Five persons who have been arrested in connection with the racket include two brother Arun Kumar Saha and Naba Kumar Saha from Malda in West Bengal, two persons from Andhra Pradesh Kameshwara Rao and Satyanarayana Reddy and Shoukat Ali also from West Bengal.

Prasad Rao said that the Saha brothers were getting the fake currency from a Bangladeshi citizen Nuftal Shaikh, resident of Shibgunj. He has been identified as the main conduit to smuggle currency notes worth crores of rupees in to India.

The Hyderabad police smelled the racket for the first time when it arrested one Kameshwara Rao on June 16 and recovered fake currency notes worth Rs 10,000 from him. When it compared the notes with West Bengal police, Hyderabad police realized that it was part of a big racket as the Saha brothers arrested by police in Kolkatta had revealed that fake currency worth lakhs of rupees was sent to Andhra Pradesh to circulate in the market on commission basis.

During the interrogation Kameshwara Rao led the police to Satyanarayana Reddy and Soukat Ali and the police recovered currency worth Rs 36 lakh.

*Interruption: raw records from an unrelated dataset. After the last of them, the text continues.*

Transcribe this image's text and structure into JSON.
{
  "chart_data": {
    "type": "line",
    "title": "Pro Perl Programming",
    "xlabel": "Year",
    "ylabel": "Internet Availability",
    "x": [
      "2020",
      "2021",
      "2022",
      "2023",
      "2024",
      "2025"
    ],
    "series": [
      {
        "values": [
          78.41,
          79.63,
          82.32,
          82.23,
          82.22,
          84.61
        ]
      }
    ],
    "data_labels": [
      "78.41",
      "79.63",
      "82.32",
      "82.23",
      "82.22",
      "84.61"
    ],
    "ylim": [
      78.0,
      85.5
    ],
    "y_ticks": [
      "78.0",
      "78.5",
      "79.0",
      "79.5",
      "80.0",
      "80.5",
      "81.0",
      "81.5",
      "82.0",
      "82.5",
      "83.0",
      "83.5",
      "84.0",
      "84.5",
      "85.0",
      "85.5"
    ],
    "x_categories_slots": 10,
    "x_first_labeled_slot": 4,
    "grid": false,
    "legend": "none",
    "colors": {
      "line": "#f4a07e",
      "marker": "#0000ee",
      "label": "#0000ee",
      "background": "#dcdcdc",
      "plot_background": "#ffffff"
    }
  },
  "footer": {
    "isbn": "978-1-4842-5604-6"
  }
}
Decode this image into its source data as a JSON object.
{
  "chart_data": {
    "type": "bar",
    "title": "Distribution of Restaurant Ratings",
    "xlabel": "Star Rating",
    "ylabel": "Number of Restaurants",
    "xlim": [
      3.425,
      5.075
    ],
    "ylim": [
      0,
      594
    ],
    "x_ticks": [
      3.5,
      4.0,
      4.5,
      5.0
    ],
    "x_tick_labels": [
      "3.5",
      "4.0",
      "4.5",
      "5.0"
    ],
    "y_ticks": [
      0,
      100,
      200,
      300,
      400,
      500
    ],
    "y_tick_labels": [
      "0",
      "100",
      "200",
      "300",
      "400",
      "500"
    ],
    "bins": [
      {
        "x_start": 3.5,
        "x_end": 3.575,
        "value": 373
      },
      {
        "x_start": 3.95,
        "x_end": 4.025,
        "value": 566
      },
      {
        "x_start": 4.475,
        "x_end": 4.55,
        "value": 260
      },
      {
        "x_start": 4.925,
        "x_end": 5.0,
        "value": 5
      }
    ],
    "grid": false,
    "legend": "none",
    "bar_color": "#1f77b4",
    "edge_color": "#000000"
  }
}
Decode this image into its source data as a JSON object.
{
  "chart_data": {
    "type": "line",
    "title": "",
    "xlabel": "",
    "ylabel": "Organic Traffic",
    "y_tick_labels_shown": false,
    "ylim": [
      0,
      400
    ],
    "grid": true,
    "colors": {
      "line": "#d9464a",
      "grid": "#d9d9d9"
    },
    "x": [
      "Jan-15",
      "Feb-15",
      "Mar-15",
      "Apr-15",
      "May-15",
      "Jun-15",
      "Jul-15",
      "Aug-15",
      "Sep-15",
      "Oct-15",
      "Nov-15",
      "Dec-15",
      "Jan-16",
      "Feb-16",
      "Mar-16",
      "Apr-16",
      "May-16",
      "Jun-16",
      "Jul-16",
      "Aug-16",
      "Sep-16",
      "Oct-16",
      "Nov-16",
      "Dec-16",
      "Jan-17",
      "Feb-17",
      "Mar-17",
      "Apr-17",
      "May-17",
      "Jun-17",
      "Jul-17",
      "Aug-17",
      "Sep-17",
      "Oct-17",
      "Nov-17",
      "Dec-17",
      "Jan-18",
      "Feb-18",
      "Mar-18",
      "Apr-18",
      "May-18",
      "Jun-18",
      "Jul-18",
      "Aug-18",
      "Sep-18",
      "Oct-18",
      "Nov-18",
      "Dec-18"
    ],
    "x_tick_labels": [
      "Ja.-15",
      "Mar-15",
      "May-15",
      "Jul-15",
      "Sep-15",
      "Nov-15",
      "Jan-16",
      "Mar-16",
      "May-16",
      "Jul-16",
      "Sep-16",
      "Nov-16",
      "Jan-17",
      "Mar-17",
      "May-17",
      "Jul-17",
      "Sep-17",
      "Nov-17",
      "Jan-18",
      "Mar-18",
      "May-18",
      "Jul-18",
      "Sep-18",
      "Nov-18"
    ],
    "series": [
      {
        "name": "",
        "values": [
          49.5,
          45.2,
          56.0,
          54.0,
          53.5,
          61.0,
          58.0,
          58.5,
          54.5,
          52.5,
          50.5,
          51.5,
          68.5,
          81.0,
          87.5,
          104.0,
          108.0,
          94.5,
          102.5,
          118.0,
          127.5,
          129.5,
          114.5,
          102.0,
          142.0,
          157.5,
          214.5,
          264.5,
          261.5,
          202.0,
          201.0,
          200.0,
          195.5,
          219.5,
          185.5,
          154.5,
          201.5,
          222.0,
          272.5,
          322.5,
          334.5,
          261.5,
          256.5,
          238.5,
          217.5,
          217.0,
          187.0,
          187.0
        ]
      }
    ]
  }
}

Police were startled to know that fake currency of ten lakhs was already pushed in to the market by the gang.

The police officials were surrprized to see the high quality of the fake currency. “The currency notes in Rs 500 denomination were so sophisticated that no printing press in India could have printed them”, said Prasad Rao.

The investigators suspect that these notes were printed in a printing press in Karachi.

This is second time that such a huge amount of fake currency was seized in Hyderabad in less than a year. The police had seized fake currency worth Rs 2.36 crore in Hyderabad on August 25 and arrested three local persons Ghouse Pasha, Mohammed Nijat and Khalid Bin Saleh and one UAE national 31 year Alkaz Khamis Obaid Ali. The fake currency was in denomination of Rs 500 and 1000.

That gang had also revealed that the fake currency had come from Pakistan. Significantly with in hours of busting of fake currency racket, Hyderabad was rocked by twin blasts at Lumbini Park and Gokul Chat killing 44 people.